The other option I know of is a relatively new product to the dental world. It is a product called Cerezen.

I haven’t had this product done personally, nor do I know anyone that has had it, so everything I mention below is purely based on internet research. I must stress, that if you have this product based on this review and it doesn’t work, or anything else along those lines, I can not be held accountable.
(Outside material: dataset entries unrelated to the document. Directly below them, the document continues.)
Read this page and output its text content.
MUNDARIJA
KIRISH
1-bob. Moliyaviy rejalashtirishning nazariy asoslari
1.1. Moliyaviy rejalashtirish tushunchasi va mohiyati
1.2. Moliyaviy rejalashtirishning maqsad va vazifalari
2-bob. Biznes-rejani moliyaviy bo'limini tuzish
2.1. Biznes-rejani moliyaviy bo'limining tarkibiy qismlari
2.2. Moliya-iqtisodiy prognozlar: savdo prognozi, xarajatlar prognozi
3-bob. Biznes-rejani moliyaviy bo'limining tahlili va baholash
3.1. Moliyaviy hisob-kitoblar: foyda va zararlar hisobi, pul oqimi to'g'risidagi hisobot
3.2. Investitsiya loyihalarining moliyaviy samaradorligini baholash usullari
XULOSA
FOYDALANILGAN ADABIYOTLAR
Cerezen is an ear based device. Due to the fact that I don’t personally know how this product works, I will quote what the website states directly –

When you move your jaw, your ear canal opens and closes. As the ear canal is so close to the temporomandibular joint (TMJ), it makes it the perfect place to target the source of your symptoms.
When your customized Cerezen devices are inserted into the ear canal, they retain the shape of your ear canal in the open jaw position because they are made from a 3D printed rigid material.
They effectively encourage the jaw to return to a relaxed position.” ) quoted directly from Cerezen UK.

From what I gather, from the website. Molds of your ear are taken and customized devices ( a bit like ear plugs I am assuming) are taken.

These devices then prevent your Temporomandibular joint from causing too much stress on itself when biting.

I am looking into possibly getting this device done for myself, to see if it works, so when I do I will give a better review!
Keep your eyes peeled!

4.) Botox

The next option I am aware of for TMJ problems is botox!
Now I know many of us, associate Botox with lip fillers and plastic surgery!

I have been reliably informed however by Dental professionals, that you can have botox done at a hospital on referral from a Dentist if your TMJ disorder is severe.

Botox is supposed to relieve the tension (as it would in any other part it is injected into) and therefore help relieve TMJ problems.
Again, I must stress, this is not a treatment I have personally experienced and therefore can not fully comment on the effectiveness of it.
I am purely basing this on conversations I have had in the dental world and also personal internet research.

5. Surgery
The final solution I am aware of is surgery on the jaw. This is only for very severe cases, however.
As mentioned I am looking at possibly trying a few of these solutions. If I do, I will, of course, update you and do a full review!
I hope this has helped a little bit with some of the treatments available.
As stated before, if you’re suffering from TMJ issues or any dental issues at all, please consult your Dentist asap.